I arrived early. So treated self to a walk up and down 39th st ( ) 8th & 7th in the garment district. I had the luxury of taking a leisurely stroll and of being alone. Sadly , I saw many 50 percent off EVERYTHING MUST GO signs in fabric store windows.  OTOH - I went into one and was surrounded by to-die-for-linen cloth 60" wide, $4.99/yd; silks, wools, cashmeres...  I was so overwhelmed, I couldn't buy any of it.  Maybe tomorrow, when I am in the City again.  But what am I going to do with it???  --- if only I could SEW...
6:00
Home now and have had a cup of coffee and uploaded the rest of the story. Yes, there is a story. This man is the story. The restaurant was dim, so my trusty iPhone didn't get a sharp picture - but that's ok.
Karen and I had about a 3 hour lunch, catching up after 50 years.  This man, who was nursing his espresso, overheard our whole conversation and decided to chat with us.

He told us he had been a bag man for gangsters long gone (none from natural causes) and he named names, most of which I recognized because they were not only famous during prohibition and in Las Vegas, but one of them lived across the street from the house in which my mother grew up in Newark.
(nice family, according to my mother's memoirs).

I don't think he was boasting, and I can't imagine what he is up to these days (probably not much) - but this was not an inexpensive French restaurant; lunch for one set me back for what dinner for two might cost somewhere else.  But, hey - this colorful guy was worth the price. 

He had financial advice for us: 1) buy gold.  2) ditch American dollars and buy Aussie dollars  because the American dollar is already worth very little and will shortly be worth ZIP.  He repeated this emphatically, several different times.  Maybe he can afford to eat there every day because he is paying in gold and/or Aussie dollars.  And maybe I'll check back tomorrow to see if he is there again, to get more advice.

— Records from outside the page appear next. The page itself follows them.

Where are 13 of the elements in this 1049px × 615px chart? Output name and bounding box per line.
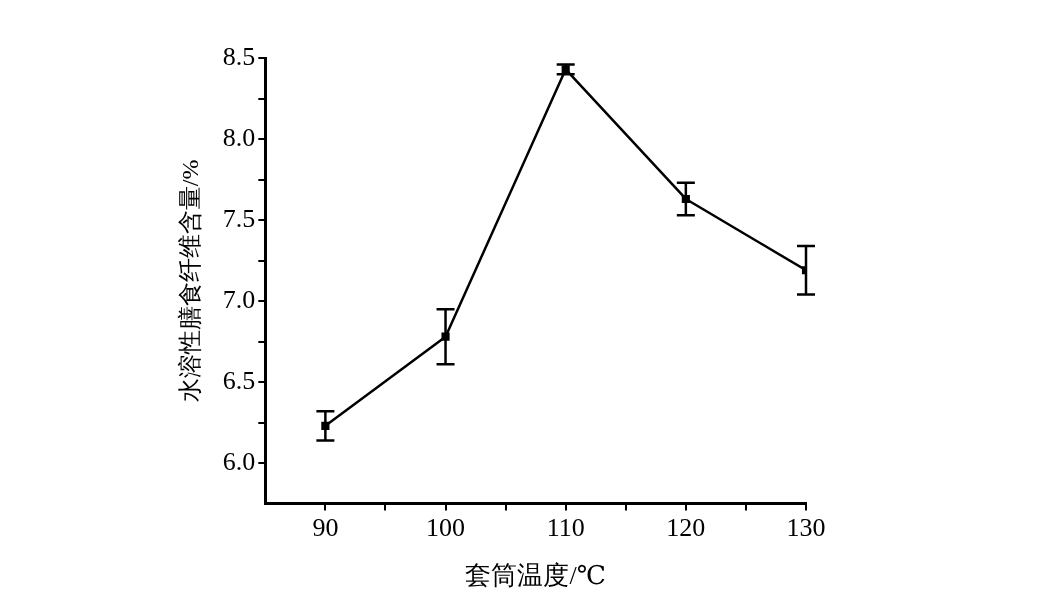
x-tick-label: 130 [786,513,826,543]
x-axis-title: 套筒温度/℃ [465,561,606,591]
y-tick-label: 6.0 [222,446,256,476]
y-tick-label: 8.0 [222,122,256,152]
y-tick-label: 7.5 [222,203,256,233]
y-tick-label: 6.5 [222,365,256,395]
y-tick-label: 7.0 [222,284,256,314]
y-axis-title: 水溶性膳食纤维含量/% [176,159,203,403]
x-tick-label: 110 [546,513,585,543]
x-tick-label: 100 [426,513,466,543]
y-tick-label: 8.5 [222,41,256,71]
x-tick-label: 90 [312,513,339,543]
x-tick-label: 120 [666,513,706,543]
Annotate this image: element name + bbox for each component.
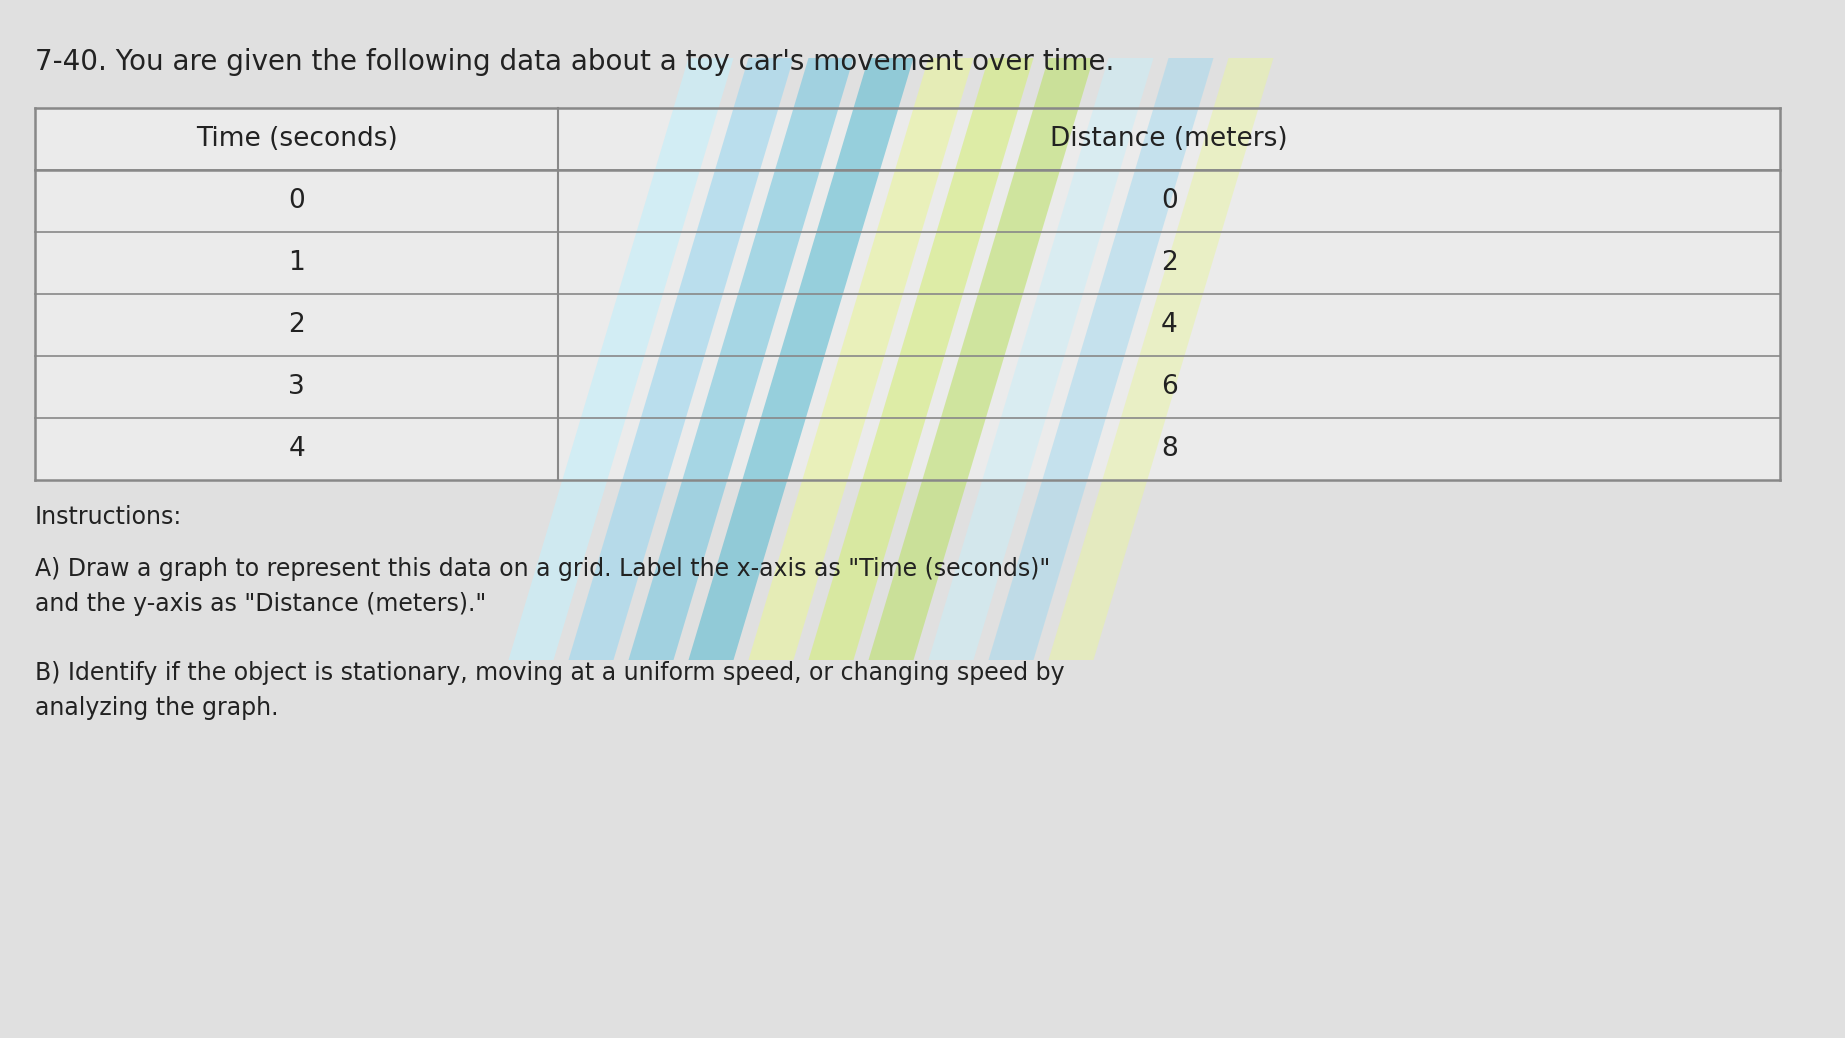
PathPatch shape	[869, 58, 1094, 660]
PathPatch shape	[989, 58, 1214, 660]
Text: 3: 3	[288, 374, 304, 400]
PathPatch shape	[1048, 58, 1273, 660]
PathPatch shape	[629, 58, 854, 660]
Text: 4: 4	[1161, 312, 1177, 338]
Text: A) Draw a graph to represent this data on a grid. Label the x-axis as "Time (sec: A) Draw a graph to represent this data o…	[35, 557, 1050, 617]
Text: 1: 1	[288, 250, 304, 276]
Text: 2: 2	[288, 312, 304, 338]
PathPatch shape	[749, 58, 974, 660]
Text: 2: 2	[1161, 250, 1177, 276]
PathPatch shape	[509, 58, 734, 660]
Text: Time (seconds): Time (seconds)	[196, 126, 399, 152]
Text: Instructions:: Instructions:	[35, 506, 183, 529]
Text: 6: 6	[1161, 374, 1177, 400]
Text: Distance (meters): Distance (meters)	[1050, 126, 1288, 152]
Text: B) Identify if the object is stationary, moving at a uniform speed, or changing : B) Identify if the object is stationary,…	[35, 661, 1065, 720]
PathPatch shape	[928, 58, 1153, 660]
Bar	[35, 108, 1780, 480]
PathPatch shape	[808, 58, 1033, 660]
PathPatch shape	[568, 58, 793, 660]
Text: 4: 4	[288, 436, 304, 462]
PathPatch shape	[688, 58, 913, 660]
Text: 0: 0	[1161, 188, 1177, 214]
Text: 7-40. You are given the following data about a toy car's movement over time.: 7-40. You are given the following data a…	[35, 48, 1114, 76]
Text: 0: 0	[288, 188, 304, 214]
Text: 8: 8	[1161, 436, 1177, 462]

Finally, as Karen and I were leaving, he pulled a photograph out of his wallet and told us proudly it was Benny Siegel, one of the people he had been associated with and had named earlier.  Benny Siegel?? 
I googled the name after I left the restaurant. OMG. Unless you knew him really well, you knew him as Bugsy.

Only in New York.

8 comments:

Sherryl said...

Love that story!

Connie Rose said...

There's a distant connection in my family to Bugsy Siegel...my maternal grandmother's 2nd husband was Harry Greenberg, who was on the fringe of Bugsy's group. Harry was gunned down by Bugsy's men on the front lawn of their home in L.A., in front of my grandmother. True story.
In the movie "Bugsy," Elliott Gould plays Harry Greenberg.

Debra Spincic said...

That was interesting! Did he want a date?

Eva said...

This guy could write a book and greatly contribute to historical recording. Probably he would prefer it to be published after he's gone -- but what a wealth of knowlege could be exploited if all these people wrote down their memories!

tiedyejudy said...

Amazing story! But back to the linen.... if you can't sew, maybe you need to find a good seamstress, dye/print/etc your fabric, and hand it off to have a glorious garment custom made for you! On the other hand, you could take a sewing class... :-D

patty a. said...

Was it at the Hamed Fabric that they had the 60" wide linen? I love linen and wish I could go and help them reduce their inventory!

GerryART said...

Rayna, only you.
You've provided me a glimpse into NYC that no one else could.
A new adventures abound with you.
hugs

Michele Bilyeu said...

Oh my goodness! Did he LOOK like the photos of Bugsy? I mean are you sure, for sure it WAS him? You really met him? Super awesome in a macabre sense of life kind of way. He must really be feeling that life and fame are passing him by to have this need to say who he is like that. Wow. Love stories like this!